At this time, we do not anticipate furloughs, but if it comes to that, furloughs will start with me and then the captains. We hope that we would be able to keep from having to furlough any line level employees. If we lose any personnel, we may not be able to replace them thus causing the shifts to be even more understaffed.
We have no money in the budget for office supplies. The real world impact is that we will now have to charge fees for copies of reports and other items for which we have not charged in the past. We will have to do so in order to replenish paper supplies and keep toner in the printers.
Our training budget has been eliminated. This means that our personnel will not be able to attend training other than what we can offer in-house. We have numerous instructors within the Office that will be able to handle the general training topics, but we do not have instructors that can teach certain technical, forensic, and specialty topics. We take pride in our work and our abilities, but we all recognize the need for continued training and professional development. Any training that results in travel will have to be personally approved by the Sheriff, and only “train the trainer” and imperative technical courses will even be considered for approval.
Also eliminated is our uniform budget. We have no money to replace worn and damaged uniforms.

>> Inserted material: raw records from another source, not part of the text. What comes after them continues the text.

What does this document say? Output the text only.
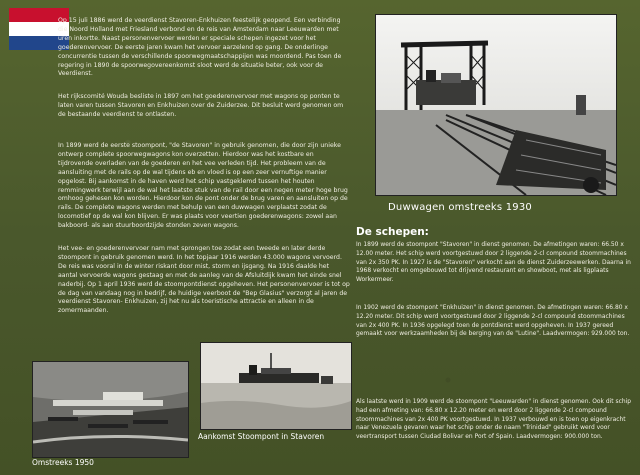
Op 15 juli 1886 werd de veerdienst Stavoren-Enkhuizen feestelijk geopend. Een verbinding die Noord Holland met Friesland verbond en de reis van Amsterdam naar Leeuwarden met uren inkortte. Naast personenvervoer werden er speciale schepen ingezet voor het goederenvervoer. De eerste jaren kwam het vervoer aarzelend op gang. De onderlinge concurrentie tussen de verschillende spoorwegmaatschappijen was moordend. Pas toen de regering in 1890 de spoorwegovereenkomst sloot werd de situatie beter, ook voor de Veerdienst.

Het rijkscomité Wouda besliste in 1897 om het goederenvervoer met wagons op ponten te laten varen tussen Stavoren en Enkhuizen over de Zuiderzee. Dit besluit werd genomen om de bestaande veerdienst te ontlasten.

In 1899 werd de eerste stoompont, "de Stavoren" in gebruik genomen, die door zijn unieke ontwerp complete spoorwegwagons kon overzetten. Hierdoor was het kostbare en tijdrovende overladen van de goederen en het vee verleden tijd. Het probleem van de aansluiting met de rails op de wal tijdens eb en vloed is op een zeer vernuftige manier opgelost. Bij aankomst in de haven werd het schip vastgeklemd tussen het houten remmingwerk terwijl aan de wal het laatste stuk van de rail door een negen meter hoge brug omhoog gehesen kon worden. Hierdoor kon de pont onder de brug varen en aansluiten op de rails. De complete wagons werden met behulp van een duwwagen verplaatst zodat de locomotief op de wal kon blijven. Er was plaats voor veertien goederenwagons: zowel aan bakboord- als aan stuurboordzijde stonden zeven wagons.

Het vee- en goederenvervoer nam met sprongen toe zodat een tweede en later derde stoompont in gebruik genomen werd. In het topjaar 1916 werden 43.000 wagons vervoerd. De reis was vooral in de winter riskant door mist, storm en ijsgang. Na 1916 daalde het aantal vervoerde wagons gestaag en met de aanleg van de Afsluitdijk kwam het einde snel naderbij. Op 1 april 1936 werd de stoompontdienst opgeheven. Het personenvervoer is tot op de dag van vandaag nog in bedrijf, de huidige veerboot de "Bep Glasius" verzorgt al jaren de veerdienst Stavoren- Enkhuizen, zij het nu als toeristische attractie en alleen in de zomermaanden.

Duwwagen omstreeks 1930
Aankomst Stoompont in Stavoren
Omstreeks 1950
De schepen:

In 1899 werd de stoompont "Stavoren" in dienst genomen. De afmetingen waren: 66.50 x 12.00 meter. Het schip werd voortgestuwd door 2 liggende 2-cl compound stoommachines van 2x 350 PK. In 1927 is de "Stavoren" verkocht aan de dienst Zuiderzeewerken. Daarna in 1968 verkocht en omgebouwd tot drijvend restaurant en showboot, met als ligplaats Workermeer.

In 1902 werd de stoompont "Enkhuizen" in dienst genomen. De afmetingen waren: 66.80 x 12.20 meter. Dit schip werd voortgestuwd door 2 liggende 2-cl compound stoommachines van 2x 400 PK. In 1936 opgelegd toen de pontdienst werd opgeheven. In 1937 gereed gemaakt voor werkzaamheden bij de berging van de "Lutine". Laadvermogen: 929.000 ton.

Als laatste werd in 1909 werd de stoompont "Leeuwarden" in dienst genomen. Ook dit schip had een afmeting van: 66.80 x 12.20 meter en werd door 2 liggende 2-cl compound stoommachines van 2x 400 PK voortgestuwd. In 1937 verbouwd en is toen op eigenkracht naar Venezuela gevaren waar het schip onder de naam "Trinidad" gebruikt werd voor veertransport tussen Ciudad Bolivar en Port of Spain. Laadvermogen: 900.000 ton.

We are still working though the budget, and it will be an ongoing process with regular staff meetings to closely monitor expenditures. We will do our utmost to maintain the level of service that we currently provide, but the reality of the situation is that we will not be able to sustain this.
I close by saying that our personnel are dedicated, and I am very proud of the way they have responded to all of this. Obviously, they are not happy with it, and they know it will be tough going, but they haven't whined or complained. They faced the situation head-on and have promised to do their part to help get through this.